Sie hatte sie gesehen! Ich sprang auf, wobei ich den kleinen Arbeitskorb umwarf, der neben meinem Stuhl stand. Aber ich dachte nicht daran, ihn aufzuheben.

Sie haben sie gesehen! rief ich, und sah mit grenzenlosem Erstaunen auf Fräulein Spicer.

Ja, wiederholte sie. Sie war eine Zeitlang Gouvernante bei einer mir bekannten Familie. Das war, noch ehe sie Franklin und Howard Van Burnam kennen lernte.

Meine Ueberraschung war so groß, daß es mir schwer fiel, zu sprechen. Meine Blicke wanderten ruhelos von Fräulein Spicer zur Schlafenden, und dann wieder zu jener zurück.
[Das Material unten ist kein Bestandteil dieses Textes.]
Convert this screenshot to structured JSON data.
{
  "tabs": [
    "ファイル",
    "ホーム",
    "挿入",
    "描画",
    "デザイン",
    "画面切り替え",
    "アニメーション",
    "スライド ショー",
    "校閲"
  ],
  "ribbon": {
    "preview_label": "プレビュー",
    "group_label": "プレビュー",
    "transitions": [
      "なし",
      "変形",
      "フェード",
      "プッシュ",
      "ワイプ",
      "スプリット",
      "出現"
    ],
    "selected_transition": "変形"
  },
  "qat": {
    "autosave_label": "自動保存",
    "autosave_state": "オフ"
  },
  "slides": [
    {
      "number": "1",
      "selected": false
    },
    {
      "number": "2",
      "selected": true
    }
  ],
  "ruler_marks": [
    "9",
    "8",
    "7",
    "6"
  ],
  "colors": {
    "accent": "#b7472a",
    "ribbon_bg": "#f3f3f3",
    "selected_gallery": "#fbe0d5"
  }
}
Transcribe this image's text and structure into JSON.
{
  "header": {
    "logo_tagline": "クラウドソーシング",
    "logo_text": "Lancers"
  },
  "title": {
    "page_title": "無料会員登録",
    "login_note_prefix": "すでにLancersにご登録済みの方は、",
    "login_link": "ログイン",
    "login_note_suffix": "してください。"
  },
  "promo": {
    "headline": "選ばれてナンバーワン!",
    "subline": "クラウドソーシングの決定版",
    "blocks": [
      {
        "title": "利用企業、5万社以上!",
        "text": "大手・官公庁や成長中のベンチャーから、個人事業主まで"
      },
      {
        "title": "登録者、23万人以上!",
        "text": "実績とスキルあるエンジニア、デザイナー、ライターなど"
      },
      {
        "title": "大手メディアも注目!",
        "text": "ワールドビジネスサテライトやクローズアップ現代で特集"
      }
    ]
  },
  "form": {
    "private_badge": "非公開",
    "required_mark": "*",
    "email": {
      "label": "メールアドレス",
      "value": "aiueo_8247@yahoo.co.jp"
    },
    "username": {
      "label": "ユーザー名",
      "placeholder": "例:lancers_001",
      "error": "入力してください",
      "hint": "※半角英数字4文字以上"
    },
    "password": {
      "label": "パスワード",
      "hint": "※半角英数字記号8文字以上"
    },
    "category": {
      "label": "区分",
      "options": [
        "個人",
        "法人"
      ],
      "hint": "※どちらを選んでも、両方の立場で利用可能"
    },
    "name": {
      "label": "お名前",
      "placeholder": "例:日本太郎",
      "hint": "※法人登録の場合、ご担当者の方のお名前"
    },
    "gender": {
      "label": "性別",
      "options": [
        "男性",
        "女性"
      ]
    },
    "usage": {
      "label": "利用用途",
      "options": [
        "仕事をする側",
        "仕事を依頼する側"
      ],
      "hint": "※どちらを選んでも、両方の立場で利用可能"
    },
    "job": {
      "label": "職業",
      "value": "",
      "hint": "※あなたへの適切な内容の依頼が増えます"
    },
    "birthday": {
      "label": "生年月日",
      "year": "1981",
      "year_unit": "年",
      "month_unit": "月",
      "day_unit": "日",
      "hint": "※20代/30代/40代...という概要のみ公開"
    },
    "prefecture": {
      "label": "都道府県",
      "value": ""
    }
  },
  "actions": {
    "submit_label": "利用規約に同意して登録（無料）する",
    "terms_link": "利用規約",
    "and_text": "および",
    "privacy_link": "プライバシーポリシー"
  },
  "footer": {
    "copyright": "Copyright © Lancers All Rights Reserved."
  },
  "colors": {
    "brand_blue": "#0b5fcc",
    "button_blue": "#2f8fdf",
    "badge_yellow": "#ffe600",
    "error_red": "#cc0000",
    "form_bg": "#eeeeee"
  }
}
Sie haben sie gesehen! wiederholte ich, wie ich meinte flüsternd. Es mußte aber doch wohl einem Schreien ähnlicher geklungen haben. Und Sie konnten dann diese Frau bei sich aufnehmen?

Jetzt war ihr Erstaunen nicht geringer als meines.

Weshalb sollte ich dieses Mädchen denn nicht aufnehmen? Wie bringen Sie denn die beiden zusammen?

Ich sank in meinen Stuhl zurück. Das ganze Gebäude meiner Theorie begann zu wanken.

Sehen sich – sehen die beiden sich nicht sehr ähnlich? stammelte ich fassungslos. Ich dachte, ich hatte mir eingebildet – –

Luise Van Burnam soll diesem Mädchen ähnlich gesehen haben? O nein, sie war eine ganz andere Frau! Warum dachten Sie, daß die beiden sich ähnlich sehen sollten?

Ich antwortete nicht. Das Gebäude, das ich mit solcher Sorgfalt und solchen Mühen errichtet hatte, brach über mir zusammen, und stöhnend lag ich unter den Trümmern!